Via Alighieri era lunga  e faceva quasi per intero il giro del caseggiato in cui si trovava il suo appartamento. La via formava una specie di grande U che partiva e ritornava nella piccola piazzetta dell’acacia del leone. Luciano continuò a camminare quasi meccanicamente in quell’angusto budello incolore che curvava sempre più verso destra fin quando esso si chiuse davanti alla porta d’ingresso dello stabile in cui abitava. Era di alluminio, stretta ed allungata.

Luciano stava meglio, la passeggiata gli aveva tolto quel senso di peso diffuso. Con passo più sciolto salì le quattro rampe di scale per raggiungere il proprio appartamento al secondo piano. I Sempronio non si sentivano più, probabilmente ne era uscito uno di casa, altrimenti come spiegarsi tanto silenzio? 

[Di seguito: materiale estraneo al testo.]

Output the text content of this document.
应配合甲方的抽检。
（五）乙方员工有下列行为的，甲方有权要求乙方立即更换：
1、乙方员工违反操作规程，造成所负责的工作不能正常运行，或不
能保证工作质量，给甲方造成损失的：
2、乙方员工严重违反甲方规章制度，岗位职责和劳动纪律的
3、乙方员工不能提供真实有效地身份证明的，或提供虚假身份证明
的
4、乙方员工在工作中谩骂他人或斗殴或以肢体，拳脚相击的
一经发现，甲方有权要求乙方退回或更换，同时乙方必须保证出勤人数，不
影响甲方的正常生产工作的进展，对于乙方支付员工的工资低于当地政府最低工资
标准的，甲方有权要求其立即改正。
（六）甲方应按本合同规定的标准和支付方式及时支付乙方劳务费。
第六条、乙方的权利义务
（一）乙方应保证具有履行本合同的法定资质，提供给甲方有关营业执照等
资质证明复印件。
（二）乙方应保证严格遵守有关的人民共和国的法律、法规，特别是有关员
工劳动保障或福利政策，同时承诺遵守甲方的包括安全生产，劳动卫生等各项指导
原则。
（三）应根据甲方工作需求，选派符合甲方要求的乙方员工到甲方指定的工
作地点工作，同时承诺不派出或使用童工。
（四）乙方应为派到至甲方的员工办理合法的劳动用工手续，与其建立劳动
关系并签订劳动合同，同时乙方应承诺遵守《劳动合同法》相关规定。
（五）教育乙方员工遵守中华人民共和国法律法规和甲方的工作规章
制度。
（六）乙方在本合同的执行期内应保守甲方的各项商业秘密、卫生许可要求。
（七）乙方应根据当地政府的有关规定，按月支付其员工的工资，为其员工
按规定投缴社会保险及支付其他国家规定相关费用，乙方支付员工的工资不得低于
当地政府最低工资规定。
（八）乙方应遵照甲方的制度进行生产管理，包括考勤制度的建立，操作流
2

Aprì la porta, si diresse in salotto; steso sul divano il suo cadavere era perfettamente composto, come se egli stesse ancora dormendo, notò con dispiacere che le labbra avevano un colore violaceo e così pure le unghie delle mani che erano incrociate sull’addome  come sempre quando si coricava. La bocca era lievemente socchiusa e così pure gli occhi, ma il volto non tradiva alcuna sofferenza. Pensò tra sé che tutto sommato era un “bel morto”, un morto guardabile insomma. Era la prima volta che aveva la possibilità di guardarsi,…di guardarsi dal di fuori, come si può guardare qualcun altro e provò la sensazione particolare di non provare nulla di particolare.